A high-resolution map of human evolutionary constraint using 29 mammals
Nature, 27 Oct 2011
(Broad Institute, Uppsala University, MIT, University of Copenhagen, University of California Santa Cruz, Stanford University, Howard Hughes Medical Institute, Gladstone Institutes, BioTeam, Harvard University, Cornell University et al.)
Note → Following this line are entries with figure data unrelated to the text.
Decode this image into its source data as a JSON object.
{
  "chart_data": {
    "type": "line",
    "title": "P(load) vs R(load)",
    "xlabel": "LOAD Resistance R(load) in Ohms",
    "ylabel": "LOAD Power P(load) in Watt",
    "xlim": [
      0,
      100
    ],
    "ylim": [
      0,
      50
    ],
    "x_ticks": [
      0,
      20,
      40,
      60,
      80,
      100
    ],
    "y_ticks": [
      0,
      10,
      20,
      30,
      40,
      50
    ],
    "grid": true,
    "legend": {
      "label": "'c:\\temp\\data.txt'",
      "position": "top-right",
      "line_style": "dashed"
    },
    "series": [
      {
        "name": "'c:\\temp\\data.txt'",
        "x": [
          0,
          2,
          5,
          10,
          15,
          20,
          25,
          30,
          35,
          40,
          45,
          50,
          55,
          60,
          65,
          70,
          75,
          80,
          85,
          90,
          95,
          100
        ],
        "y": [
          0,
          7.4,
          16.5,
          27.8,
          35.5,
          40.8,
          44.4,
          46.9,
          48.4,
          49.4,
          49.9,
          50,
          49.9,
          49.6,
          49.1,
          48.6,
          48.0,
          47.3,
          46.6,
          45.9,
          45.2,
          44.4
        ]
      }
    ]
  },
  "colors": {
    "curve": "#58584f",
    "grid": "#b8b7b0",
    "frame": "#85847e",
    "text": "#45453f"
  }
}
http://www.nature.com/nature/journal/v478/n7370/pdf/nature10530.pdf
The comparison of related genomes has emerged as a powerful lens for genome interpretation. Here we report the sequencing and comparative analysis of 29 eutherian genomes. We confirm that at least 5.5% of the human genome has undergone purifying selection, and locate constrained elements covering 4.2% of the genome. We use evolutionary signatures and comparisons with experimental data sets to suggest candidate functions for 60% of constrained bases. These elements reveal a small number of new coding exons, candidate stop codon readthrough events and over 10,000 regions of overlapping synonymous constraint within protein-coding exons. We find 220 candidate RNA structural families, and nearly a million elements overlapping potential promoter, enhancer and insulator regions. We report specific amino acid residues that have undergone positive selection, 280,000 non-coding elements exapted from mobile elements and more than 1,000 primate- and human-accelerated elements. Overlap with disease-associated variants indicates that our findings will be relevant for studies of human biology, health and disease.